コルト1500 【1965,1966,1967,1968】
先進エンジンを搭載した実直サルーン
1965年10月にデビューしたコルト1500は、コルト1000と、2リッターのフラッグシップサルーン、デボネアの広いラインアップの溝を埋めるミドル級サルーンだった。ライバルはトヨペット・コロナや、ダットサン・ブルーバードなどである。
1965年は、翌年に日産からサニー、トヨタからはカローラの本格大衆車の登場を控えていた。いわば日本のモータリーゼーション本格スタートの直前にあたる。ユーザーのクルマに対する意識は非常に高くなっており、購買意欲も旺盛だった。三菱がコルト1500を投入したのは、この時代の動きをキャッチしたからである。
コルト1500は新たなマーケットを開拓することを使命としたモデルではなく、すでに熟したマーケットニーズに応えたニューカマーだった。だが、このクルマには弱点があった。すべてを新規に開発したモデルではなかったのである。ベースはコルト1000。1500は、1000のボディを拡大し、新型エンジンを搭載したグレードアップ車だった。
具体的には1000のホイールベースを2285mmから2350mmに伸ばし、4灯式ヘッドランプを採用、リアランプも専用の横型形状にしたスタイリングのごくごくオーソドックスな4ドアサルーンだった。スタイリングのイメージはおとなしく、ライバルのコロナやブルーバードなどのような華やかなイメージは薄かった。しかもホイールベースが延長されていたとはいえ、格下の1000と印象がオーバーラップするのはマイナスといえた。
当時1500ccクラスは、一般オーナーが乗るクルマとしてはほぼ最上級に位置していた。それだけに憧れをくすぐるサムシングの有無が人気を左右した。コルト1500には、残念ながら上級サルーンのデボネアを想起させる雰囲気はなかった。スタイリングは直線基調。それなりにメッキパーツが豪華な印象を演出していたが、あくまで実質的なサルーンだったのである。
エンジンは上級車らしいこだわりに満ちていた。1500のエンジンは排気量1498ccの直列4気筒OHV。最高出力70ps/5000rpm、最大トルク11.5kg・m/3000rpmを発揮した。三菱独自のハイカムシャフト、オーバースクエアタイプで、スムーズな回転フィールと低速から高速まで太いトルクを生み出した。燃焼室は効率に優れたウェッジタイプ。排気マニホールドは、まるでスポーツカーのような独立ブランチ式を採用していた。走りはスポーティといえるレベルに達しており、トップスピードは楽々と140km/hをマークした。トランスミッションは3速マニュアルが標準。オプションでオーバードライブ式4速マニュアルと、ボルグワーナー社製オートマチックが選択できた。シフトレバーは当時の流行でコラム配置である。

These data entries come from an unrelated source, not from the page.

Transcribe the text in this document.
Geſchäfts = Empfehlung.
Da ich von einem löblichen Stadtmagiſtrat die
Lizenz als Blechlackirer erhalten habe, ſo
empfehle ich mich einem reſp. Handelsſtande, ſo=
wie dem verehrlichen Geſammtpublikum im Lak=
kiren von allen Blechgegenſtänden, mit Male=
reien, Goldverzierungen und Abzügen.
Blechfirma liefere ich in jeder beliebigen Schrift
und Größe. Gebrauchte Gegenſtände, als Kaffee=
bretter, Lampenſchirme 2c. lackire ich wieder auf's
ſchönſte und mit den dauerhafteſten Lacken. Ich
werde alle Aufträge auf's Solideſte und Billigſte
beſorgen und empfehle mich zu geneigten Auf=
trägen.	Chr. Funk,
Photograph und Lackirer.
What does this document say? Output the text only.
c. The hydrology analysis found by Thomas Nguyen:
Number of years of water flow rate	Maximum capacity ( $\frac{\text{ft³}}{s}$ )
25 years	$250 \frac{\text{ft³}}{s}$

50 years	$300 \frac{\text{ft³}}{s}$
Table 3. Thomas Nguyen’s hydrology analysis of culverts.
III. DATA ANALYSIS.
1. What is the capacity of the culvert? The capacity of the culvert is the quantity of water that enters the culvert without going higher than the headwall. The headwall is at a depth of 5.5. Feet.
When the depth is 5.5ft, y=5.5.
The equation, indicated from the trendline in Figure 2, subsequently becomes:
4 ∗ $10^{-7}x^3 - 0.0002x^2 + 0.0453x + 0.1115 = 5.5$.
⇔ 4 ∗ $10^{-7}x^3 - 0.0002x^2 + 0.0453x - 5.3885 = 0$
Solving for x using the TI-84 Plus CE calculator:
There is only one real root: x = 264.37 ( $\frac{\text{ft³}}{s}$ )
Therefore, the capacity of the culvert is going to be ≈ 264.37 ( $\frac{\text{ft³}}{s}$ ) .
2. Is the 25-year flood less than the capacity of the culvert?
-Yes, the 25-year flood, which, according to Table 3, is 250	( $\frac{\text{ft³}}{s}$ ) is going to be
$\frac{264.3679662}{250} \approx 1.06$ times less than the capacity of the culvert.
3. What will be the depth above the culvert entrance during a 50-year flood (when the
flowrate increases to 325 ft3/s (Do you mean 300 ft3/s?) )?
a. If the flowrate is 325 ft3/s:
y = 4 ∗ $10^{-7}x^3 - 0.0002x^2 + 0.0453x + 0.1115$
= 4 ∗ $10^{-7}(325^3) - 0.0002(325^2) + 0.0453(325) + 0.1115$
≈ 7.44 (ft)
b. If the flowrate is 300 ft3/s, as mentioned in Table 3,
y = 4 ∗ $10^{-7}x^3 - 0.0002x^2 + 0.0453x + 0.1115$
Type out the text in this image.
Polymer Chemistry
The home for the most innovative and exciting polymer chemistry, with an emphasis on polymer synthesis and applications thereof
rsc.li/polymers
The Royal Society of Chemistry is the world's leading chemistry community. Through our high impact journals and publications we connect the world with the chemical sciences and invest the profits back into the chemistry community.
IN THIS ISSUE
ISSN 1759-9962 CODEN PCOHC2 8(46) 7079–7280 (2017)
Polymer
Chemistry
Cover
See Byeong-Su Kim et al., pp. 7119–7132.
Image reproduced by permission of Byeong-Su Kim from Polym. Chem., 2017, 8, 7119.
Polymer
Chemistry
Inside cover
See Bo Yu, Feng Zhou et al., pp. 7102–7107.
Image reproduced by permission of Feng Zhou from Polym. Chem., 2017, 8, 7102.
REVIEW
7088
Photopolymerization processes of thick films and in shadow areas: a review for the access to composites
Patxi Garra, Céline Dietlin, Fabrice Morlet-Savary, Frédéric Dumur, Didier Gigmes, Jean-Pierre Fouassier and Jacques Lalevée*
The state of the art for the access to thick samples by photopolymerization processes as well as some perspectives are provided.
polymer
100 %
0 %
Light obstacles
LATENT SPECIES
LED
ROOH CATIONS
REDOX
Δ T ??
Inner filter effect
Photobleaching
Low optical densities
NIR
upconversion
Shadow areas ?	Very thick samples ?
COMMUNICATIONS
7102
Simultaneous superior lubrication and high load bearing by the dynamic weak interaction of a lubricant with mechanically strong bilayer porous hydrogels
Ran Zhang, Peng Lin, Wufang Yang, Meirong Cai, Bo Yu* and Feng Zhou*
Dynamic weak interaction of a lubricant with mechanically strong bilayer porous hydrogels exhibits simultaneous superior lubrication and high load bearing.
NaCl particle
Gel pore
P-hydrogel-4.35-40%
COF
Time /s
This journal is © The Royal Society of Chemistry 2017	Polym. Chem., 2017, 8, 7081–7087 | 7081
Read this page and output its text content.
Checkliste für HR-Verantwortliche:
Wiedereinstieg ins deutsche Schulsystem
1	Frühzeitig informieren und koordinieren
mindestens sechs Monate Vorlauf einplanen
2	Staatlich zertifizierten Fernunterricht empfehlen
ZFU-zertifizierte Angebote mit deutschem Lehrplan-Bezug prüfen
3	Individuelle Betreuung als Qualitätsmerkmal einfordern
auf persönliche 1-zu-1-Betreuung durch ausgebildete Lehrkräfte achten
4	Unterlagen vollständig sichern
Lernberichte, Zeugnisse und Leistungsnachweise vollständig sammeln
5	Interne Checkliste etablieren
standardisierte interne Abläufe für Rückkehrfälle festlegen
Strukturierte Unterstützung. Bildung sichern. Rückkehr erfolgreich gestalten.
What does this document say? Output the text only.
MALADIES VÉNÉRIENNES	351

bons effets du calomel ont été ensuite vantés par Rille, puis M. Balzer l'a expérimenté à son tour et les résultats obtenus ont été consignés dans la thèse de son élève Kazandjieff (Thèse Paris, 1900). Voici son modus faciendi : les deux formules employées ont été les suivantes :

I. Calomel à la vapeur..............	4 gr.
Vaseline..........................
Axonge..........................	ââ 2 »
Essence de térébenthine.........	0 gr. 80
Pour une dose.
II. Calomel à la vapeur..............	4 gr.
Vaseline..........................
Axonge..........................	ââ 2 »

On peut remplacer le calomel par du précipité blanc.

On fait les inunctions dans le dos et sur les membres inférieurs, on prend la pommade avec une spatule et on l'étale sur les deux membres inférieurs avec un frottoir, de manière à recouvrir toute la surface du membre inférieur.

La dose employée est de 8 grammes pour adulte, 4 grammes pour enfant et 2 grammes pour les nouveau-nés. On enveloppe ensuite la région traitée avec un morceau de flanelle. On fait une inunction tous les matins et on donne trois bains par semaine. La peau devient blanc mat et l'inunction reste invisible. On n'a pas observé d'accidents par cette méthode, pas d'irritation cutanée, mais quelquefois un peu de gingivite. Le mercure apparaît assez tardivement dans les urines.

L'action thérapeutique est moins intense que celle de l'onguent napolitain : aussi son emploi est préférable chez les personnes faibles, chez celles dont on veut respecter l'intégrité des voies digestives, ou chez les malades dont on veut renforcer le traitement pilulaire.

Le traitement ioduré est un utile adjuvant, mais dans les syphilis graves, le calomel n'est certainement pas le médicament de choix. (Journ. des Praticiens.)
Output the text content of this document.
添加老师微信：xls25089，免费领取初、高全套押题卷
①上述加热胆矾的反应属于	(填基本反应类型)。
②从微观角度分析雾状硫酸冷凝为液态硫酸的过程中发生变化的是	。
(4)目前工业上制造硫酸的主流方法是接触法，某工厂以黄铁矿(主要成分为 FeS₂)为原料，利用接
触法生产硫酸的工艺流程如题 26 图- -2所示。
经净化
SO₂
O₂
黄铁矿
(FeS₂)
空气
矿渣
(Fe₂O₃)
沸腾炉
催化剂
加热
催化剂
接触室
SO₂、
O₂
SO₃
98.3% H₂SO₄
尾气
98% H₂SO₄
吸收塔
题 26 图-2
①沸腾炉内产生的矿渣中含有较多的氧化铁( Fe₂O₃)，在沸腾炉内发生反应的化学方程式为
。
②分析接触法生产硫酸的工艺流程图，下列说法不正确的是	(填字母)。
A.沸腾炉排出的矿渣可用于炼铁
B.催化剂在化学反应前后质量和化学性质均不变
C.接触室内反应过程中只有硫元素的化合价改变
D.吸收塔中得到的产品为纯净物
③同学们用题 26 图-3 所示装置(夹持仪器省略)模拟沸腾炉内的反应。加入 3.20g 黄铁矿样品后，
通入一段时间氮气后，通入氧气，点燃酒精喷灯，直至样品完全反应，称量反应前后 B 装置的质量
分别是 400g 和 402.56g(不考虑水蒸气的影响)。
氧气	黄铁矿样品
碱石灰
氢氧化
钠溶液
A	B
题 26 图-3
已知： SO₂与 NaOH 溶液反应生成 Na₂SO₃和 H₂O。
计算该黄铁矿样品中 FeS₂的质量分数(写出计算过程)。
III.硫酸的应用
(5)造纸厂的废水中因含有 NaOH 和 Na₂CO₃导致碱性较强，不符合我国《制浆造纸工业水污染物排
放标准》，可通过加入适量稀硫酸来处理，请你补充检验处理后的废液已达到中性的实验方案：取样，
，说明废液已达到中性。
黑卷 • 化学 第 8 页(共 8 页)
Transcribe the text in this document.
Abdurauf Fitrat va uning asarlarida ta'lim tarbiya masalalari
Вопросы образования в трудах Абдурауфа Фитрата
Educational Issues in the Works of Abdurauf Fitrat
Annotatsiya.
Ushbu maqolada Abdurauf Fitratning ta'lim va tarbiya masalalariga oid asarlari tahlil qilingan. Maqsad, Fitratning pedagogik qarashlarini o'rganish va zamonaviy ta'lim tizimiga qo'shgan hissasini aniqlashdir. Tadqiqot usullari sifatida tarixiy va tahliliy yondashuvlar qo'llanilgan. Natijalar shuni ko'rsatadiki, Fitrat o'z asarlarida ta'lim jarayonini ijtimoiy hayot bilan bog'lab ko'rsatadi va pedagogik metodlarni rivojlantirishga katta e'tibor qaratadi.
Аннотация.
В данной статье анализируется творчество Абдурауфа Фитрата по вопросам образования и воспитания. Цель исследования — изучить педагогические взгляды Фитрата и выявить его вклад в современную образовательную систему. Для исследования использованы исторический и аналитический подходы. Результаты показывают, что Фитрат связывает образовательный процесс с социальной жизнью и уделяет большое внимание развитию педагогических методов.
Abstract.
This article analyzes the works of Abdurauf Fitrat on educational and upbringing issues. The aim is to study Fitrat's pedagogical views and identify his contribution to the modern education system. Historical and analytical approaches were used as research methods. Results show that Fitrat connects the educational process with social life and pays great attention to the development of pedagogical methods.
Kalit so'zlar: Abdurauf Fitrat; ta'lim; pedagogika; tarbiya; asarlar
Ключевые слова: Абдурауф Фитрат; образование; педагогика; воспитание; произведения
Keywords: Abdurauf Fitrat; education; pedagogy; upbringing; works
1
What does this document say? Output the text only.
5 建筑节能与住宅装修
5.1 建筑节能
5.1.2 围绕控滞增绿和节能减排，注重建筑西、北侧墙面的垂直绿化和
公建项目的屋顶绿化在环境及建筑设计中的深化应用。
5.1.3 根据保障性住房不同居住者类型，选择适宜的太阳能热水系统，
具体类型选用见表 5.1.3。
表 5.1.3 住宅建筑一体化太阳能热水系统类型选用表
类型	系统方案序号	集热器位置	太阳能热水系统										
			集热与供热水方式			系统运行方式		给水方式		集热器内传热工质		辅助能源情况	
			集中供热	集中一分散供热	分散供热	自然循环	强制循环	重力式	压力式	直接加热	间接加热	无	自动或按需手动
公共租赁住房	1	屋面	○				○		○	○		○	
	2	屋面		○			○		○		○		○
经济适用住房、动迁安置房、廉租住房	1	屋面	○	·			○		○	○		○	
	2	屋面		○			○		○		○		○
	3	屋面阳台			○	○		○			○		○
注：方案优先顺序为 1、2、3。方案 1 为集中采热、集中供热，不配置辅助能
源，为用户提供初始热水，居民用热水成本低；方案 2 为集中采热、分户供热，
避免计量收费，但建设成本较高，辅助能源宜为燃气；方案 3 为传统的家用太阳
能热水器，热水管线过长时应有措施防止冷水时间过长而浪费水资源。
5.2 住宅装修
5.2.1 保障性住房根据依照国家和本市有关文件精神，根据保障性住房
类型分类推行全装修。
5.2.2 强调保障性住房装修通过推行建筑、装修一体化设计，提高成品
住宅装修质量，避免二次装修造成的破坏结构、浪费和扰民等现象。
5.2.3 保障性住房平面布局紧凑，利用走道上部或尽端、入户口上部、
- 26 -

足回りはフロントがウィッシュボーン式の独立タイプ、リアは半楕円リーフリジッドの組み合わせ。ステアリングは軽い力で操作できるボールナット式でギア比設定は17.53とシャープだった。
コルト1500は三菱の高い技術力を生かし耐久性とメンテナンスフリーを追求する。ボディは曲げやねじれに強く長期間の酷使に耐えるモノコック構造。メンテナンスフリーも積極的に追求しており、面倒なグリスアップは、ステアリングが9000km毎、サスペンション18000km毎、プロペラシャフトは永久に無給油としていた。ちなみにコルト1500の新車保証は12ヶ月、または18000km。当時の水準では十分に長いものだった。
室内は豪華な印象に仕上げられていた。メーターは当時のアメリカ車を彷彿させる横長形状でステアリングホイールはメッキ仕上げのホイールリング付き。上級版のデラックスではラジオ、ヒーター、時計が標準装備、オプションで専用設計のクーラーを装着することもできた。ホイールベースの延長により室内スペースは余裕が増しており、とくに後席の足元スペースが1000と比較して広くなっていた。シートは前後ともベンチシートが標準。クッション性に優れ、長距離ドライブでも快適にパッセンジャーをもてなした。
コルト1500は、三菱らしいまじめなサルーンと言えた。走りはクラス水準を抜いていた。ただし前述のようにスタイリングに個性が乏しく、上級イメージが希薄だったのはマイナスだった。販売成績はコロナやブルーバードと比較すると低調だった。だがその走りの良さから一部の信奉者を生み出した。デビュー翌年の1966年にはツインキャブ仕様の1500スポーツと、装備を厳選し価格を抑えた1500デラックスポピュレールを加え、ラインアップを充実させた。